Cour d’appel administrative de Nantes, le 18 novembre 2025, n°25NT00188

    La cour administrative d’appel de Nantes a rendu le 18 novembre 2025 une décision majeure concernant l’application d’un avantage fiscal pour investissement immobilier. Un contribuable avait souscrit au capital d’une société civile immobilière en vue de la construction de cent dix-sept logements situés sur un territoire d’outre-mer. L’autorité administrative a remis en cause la réduction d’impôt au motif que l’opération globale n’avait pas bénéficié d’un agrément ministériel obtenu préalablement. Le tribunal administratif de Nantes a rejeté la demande de décharge de l’intéressé par un jugement rendu le 21 novembre 2024. Le requérant soutient devant les juges d’appel que la procédure d’imposition est irrégulière faute d’une motivation suffisante et d’une communication complète des informations. Le litige soulève la question fondamentale de l’unité du programme immobilier pour le calcul du seuil financier imposant la délivrance d’un agrément spécifique. La juridiction rejette la requête en affirmant que le coût total du projet de construction doit impérativement servir de référence au contrôle du fisc. Par conséquent, cette solution conduit à examiner la régularité procédurale de la rectification fiscale avant d’analyser l’appréciation matérielle du seuil de l’agrément préalable par le juge.

I. La régularité procédurale de la rectification fiscale

    La validité de la procédure d’imposition dépend du respect scrupuleux des garanties offertes au contribuable lors de la notification des redressements par le service.

A. La suffisance de la motivation de la notification

    L’article L. 57 du livre des procédures fiscales impose une motivation permettant au destinataire de formuler des observations ou de marquer son accord éclairé. La proposition de rectification mentionnait précisément les règles de droit applicables, les années concernées ainsi que les motifs de fait des rappels d’impôts. Les juges considèrent que l’absence d’identification des autres structures participant au même programme n’a pas induit en erreur le contribuable lors du contrôle. L’autorité n’était pas tenue de joindre l’ensemble des documents évoqués pour satisfaire pleinement aux exigences légales de transparence de la procédure de rectification. Ce constat de régularité formelle s’accompagne d’une analyse rigoureuse du droit à l’information concernant les renseignements obtenus auprès de tiers par les agents.

B. Le respect de l’obligation d’information sur les renseignements tiers

    En vertu de l’article L. 76 B du livre des procédures fiscales, le service doit informer le contribuable de l’origine exacte des données utilisées. La notification indiquait que les informations provenaient des services financiers locaux et décrivait précisément la teneur des actes de vente et des augmentations. Ces précisions étaient suffisantes pour permettre à l’intéressé de solliciter la communication des pièces avant la mise en recouvrement définitive des impositions supplémentaires. L’absence d’identité des treize autres structures sociétaires reste sans incidence sur le respect de cette obligation d’information par les agents du fisc concernés. Après avoir validé la méthode de l’administration, la cour précise les critères de fond justifiant le redressement opéré sur l’avantage fiscal du contribuable.

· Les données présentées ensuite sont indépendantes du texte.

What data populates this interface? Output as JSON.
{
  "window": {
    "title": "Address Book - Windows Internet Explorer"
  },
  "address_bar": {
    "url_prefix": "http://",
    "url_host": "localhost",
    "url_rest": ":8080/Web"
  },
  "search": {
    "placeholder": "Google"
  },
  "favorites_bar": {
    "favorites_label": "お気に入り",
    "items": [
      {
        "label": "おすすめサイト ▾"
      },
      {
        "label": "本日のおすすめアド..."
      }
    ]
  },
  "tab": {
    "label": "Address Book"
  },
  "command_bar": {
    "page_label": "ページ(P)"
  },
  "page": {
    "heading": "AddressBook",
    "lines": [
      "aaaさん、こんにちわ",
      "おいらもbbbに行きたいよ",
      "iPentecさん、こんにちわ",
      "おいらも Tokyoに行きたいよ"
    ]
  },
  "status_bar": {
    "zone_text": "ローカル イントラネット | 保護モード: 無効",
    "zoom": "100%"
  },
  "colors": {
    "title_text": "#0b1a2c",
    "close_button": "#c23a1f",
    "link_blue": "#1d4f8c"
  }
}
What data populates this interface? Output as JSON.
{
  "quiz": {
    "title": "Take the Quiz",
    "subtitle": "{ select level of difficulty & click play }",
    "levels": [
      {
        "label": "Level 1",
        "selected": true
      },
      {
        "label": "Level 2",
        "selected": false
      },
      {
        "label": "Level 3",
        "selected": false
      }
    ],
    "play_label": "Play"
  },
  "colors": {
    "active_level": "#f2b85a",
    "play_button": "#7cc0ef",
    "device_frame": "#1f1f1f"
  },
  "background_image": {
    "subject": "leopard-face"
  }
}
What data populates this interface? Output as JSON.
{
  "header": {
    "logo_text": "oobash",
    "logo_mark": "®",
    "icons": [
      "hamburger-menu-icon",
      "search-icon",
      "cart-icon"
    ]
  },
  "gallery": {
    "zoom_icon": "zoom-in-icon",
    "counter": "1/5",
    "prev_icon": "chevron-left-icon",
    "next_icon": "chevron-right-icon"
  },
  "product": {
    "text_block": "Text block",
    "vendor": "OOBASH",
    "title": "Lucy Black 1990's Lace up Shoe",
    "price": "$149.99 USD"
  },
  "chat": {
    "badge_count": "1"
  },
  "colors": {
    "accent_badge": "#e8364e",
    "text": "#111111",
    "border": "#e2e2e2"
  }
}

II. L’appréciation matérielle du seuil de l’agrément préalable

    Le bénéfice de la réduction d’impôt est conditionné par le montant de l’investissement réalisé et la délivrance éventuelle d’une autorisation ministérielle de défiscalisation.

A. La définition du programme immobilier comme base de calcul

    La cour juge que « le seuil de deux millions d’euros doit être apprécié… au regard du coût total du programme immobilier » envisagé de manière globale. L’investissement ne se limite pas à la seule souscription au capital d’une entité isolée mais englobe l’ensemble des travaux de construction autorisés simultanément. En l’espèce, les logements faisaient l’objet d’une demande de permis de construire unique et partageaient des raccordements identiques aux réseaux de distribution publics. Le coût global atteignant près de vingt millions d’euros, l’agrément était indispensable pour valider la réduction d’impôt pratiquée par les investisseurs associés au projet. Cette interprétation stricte de la loi fiscale renforce la portée du contrôle administratif sur les opérations de défiscalisation d’une envergure financière significative.

B. La portée du contrôle de l’agrément sur l’intérêt économique

    L’agrément ministériel permet de vérifier la réalité de l’intérêt économique et social du projet pour le développement du territoire d’outre-mer où il s’implante. Cette procédure garantit également la protection des tiers et prévient les risques de blanchiment dans le secteur très sensible de la promotion immobilière. En outre, la cour confirme ainsi que le fractionnement d’un projet unique en plusieurs structures juridiques distinctes ne permet pas d’éluder l’examen nécessaire des autorités. Le rejet de la requête souligne la nécessité d’une vision synthétique des opérations complexes pour l’application rigoureuse des seuils de dispense d’agrément.

Source : Cour de cassation – Base Open Data « Judilibre » & « Légifrance ».